The mock debate pitted Jewish holiday foods against each other again this year.

by Emma Carew

The University campuses are full of debate: Minneapolis versus St. Paul, East Bank versus West Bank and even the Institute of Technology versus Carlson School of Management.

Sunday evening, Hillel brought an age-old debate to the Coffman Union Theater in the form of the eighth-annual Latke-Hamantach Debate.

Four University faculty members, including some from the school of social work and Germanic philology, offered 12- to 15-minute mock-scholarly arguments on the virtue of each holiday food to the packed theater.

The debate began in 1946 on a street corner at the University of Chicago and has since spread to more than 20 campuses nationwide, said Anatoly Liberman, a professor of Germanic philology and supporter of the latke.

The University sponsored a debate once, during the 1960s, and instituted the event annually starting in 1999, said Rabbi Sharon Stiefel of Hillel.

“I had come from a university that hosted one, and (then-University president) Mark Yudof had been a moderator at one in Austin (Texas),” she said. “We thought it would be great to try here.”

The 2006 debate pitted University faculty members MJ Gilbert and Ari Hoptman for the hamantach against Liberman and Jonathan Gewirtz for the latke.

Students and community members filled the theater for the event, which moderator and former University president Ken Keller referred to as a “food fight.”

Star Tribune restaurant critic and debate host Jeremy Iggers said the large audience shows “there is an interest in Jewish gastronomic studies.”

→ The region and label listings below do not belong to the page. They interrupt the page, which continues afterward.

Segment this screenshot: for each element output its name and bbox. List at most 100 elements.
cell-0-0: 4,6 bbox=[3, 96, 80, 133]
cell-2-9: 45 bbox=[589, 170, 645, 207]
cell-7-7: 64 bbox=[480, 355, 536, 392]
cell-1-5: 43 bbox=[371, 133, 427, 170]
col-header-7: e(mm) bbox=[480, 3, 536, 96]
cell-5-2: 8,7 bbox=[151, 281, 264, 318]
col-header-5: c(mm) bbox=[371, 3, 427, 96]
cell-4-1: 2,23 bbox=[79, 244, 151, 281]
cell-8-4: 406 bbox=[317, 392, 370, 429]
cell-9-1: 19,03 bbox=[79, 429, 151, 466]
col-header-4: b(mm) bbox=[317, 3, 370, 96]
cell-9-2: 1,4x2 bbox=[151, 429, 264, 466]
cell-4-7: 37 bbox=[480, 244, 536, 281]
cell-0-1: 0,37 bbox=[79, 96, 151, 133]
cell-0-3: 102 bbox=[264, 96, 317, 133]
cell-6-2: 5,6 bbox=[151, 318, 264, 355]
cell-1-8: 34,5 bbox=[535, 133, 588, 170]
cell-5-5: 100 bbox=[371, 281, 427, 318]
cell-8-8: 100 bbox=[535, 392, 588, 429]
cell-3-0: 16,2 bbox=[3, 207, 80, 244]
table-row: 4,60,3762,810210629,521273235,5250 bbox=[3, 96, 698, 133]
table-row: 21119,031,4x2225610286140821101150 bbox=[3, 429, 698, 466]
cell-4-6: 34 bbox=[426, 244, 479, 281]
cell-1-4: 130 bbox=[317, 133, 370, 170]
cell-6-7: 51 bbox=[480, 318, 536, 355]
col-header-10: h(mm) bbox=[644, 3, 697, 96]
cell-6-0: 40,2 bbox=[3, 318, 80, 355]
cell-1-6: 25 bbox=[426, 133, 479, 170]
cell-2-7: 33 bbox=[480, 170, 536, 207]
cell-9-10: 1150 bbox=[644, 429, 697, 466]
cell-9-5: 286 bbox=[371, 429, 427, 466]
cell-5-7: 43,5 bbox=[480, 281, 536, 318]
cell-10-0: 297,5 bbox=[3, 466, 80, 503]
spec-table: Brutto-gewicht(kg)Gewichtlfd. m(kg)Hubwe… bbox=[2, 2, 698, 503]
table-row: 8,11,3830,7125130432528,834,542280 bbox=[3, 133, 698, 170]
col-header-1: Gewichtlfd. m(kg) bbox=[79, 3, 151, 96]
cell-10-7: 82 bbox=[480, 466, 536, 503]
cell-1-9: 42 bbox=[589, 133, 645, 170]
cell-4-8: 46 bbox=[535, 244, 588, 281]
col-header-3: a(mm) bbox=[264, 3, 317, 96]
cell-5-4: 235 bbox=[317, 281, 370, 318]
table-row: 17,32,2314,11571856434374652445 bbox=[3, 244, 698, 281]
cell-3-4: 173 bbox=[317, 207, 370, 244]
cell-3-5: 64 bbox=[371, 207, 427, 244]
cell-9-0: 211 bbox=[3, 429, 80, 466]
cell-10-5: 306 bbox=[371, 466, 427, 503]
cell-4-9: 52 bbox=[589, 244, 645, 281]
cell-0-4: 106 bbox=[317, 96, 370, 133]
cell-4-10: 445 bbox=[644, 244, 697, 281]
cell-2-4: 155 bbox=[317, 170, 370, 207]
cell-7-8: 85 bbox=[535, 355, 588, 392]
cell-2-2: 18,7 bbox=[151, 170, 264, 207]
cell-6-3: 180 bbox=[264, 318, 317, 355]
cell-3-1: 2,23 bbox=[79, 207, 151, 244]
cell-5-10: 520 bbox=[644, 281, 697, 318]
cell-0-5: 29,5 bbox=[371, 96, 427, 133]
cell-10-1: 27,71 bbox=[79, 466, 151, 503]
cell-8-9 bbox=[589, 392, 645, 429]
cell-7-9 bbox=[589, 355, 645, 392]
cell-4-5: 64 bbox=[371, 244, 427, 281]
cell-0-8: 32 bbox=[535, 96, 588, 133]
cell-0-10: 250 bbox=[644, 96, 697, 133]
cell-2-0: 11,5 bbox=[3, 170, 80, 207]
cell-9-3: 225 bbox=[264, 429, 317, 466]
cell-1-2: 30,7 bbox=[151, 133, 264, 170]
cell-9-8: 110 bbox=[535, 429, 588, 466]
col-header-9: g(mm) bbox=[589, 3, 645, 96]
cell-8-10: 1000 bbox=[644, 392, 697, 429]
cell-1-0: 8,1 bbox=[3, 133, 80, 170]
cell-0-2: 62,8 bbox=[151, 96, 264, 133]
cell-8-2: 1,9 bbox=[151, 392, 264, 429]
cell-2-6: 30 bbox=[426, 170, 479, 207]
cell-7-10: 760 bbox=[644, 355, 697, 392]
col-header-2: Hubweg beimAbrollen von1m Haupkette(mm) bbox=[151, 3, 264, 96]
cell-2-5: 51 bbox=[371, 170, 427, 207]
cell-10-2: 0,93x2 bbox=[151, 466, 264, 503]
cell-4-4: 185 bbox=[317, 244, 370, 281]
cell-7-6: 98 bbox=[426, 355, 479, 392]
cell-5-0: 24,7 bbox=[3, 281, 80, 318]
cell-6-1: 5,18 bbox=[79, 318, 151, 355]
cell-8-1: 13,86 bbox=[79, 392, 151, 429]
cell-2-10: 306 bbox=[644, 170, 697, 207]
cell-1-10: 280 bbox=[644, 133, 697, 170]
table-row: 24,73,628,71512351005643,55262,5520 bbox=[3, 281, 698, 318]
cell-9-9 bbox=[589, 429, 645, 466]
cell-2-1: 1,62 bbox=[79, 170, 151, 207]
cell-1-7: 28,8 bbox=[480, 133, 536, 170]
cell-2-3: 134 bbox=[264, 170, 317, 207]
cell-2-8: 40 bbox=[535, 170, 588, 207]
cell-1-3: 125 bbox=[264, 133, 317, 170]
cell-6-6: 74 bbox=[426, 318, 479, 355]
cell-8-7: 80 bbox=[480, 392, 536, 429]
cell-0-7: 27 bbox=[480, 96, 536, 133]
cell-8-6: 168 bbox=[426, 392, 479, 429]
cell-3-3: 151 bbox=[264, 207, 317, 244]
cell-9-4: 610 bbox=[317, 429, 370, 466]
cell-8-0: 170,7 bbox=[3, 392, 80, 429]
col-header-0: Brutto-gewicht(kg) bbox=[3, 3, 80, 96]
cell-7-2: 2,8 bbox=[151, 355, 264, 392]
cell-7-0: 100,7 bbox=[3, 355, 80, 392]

Iggers, with encouragement from the audience, suggested to the director of the Center for Jewish Studies that they open a Jewish delicatessen as a laboratory for a Jewish gastronomic studies program.

University student and performer Brian Palay said Hillel asked him to play at the event. This was Palay’s third year attending the debate, he said.

He and co-performer Evan Stern wrote their own parodies of lyrics, he said.

“Last meal with Latke Man, grease him and save him if you can,” they sang as the crowd arrived for the occasion.

The debate is basically the same format, said Palay, who is a hamantach supporter, but “they add new ingredients every year.”

Overall, the latke, a potato pancake eaten on Hanukkah, triumphed over the hamantach, a triangular fruit- or poppy seed-filled pastry.

The four presenters were encouraged to bring their field of expertise into the debate, resulting in arguments based in social work, psychology and philology, which is related to linguistics.

Liberman argued that the latke is the embodiment of diversity, and therefore the sole reason anyone would come to college.

“It’s a circus,” he said, referring to the debate, “and whatever you do to make the circus merry is fine.”

On the other side, Hoptman, a former student of Liberman, argued the hamantach is the only Jewish holiday food to bring true joy to its eater.

In the simplest terms possible, Hoptman ended his argument by noting that the hamantach “is a cookie.”

Gilbert said falling so near to the time of Purim, a holiday celebrating Jewish people being saved from extermination in Persia, “everything deserves to be mocked. We all spend too much time taking ourselves way too seriously.”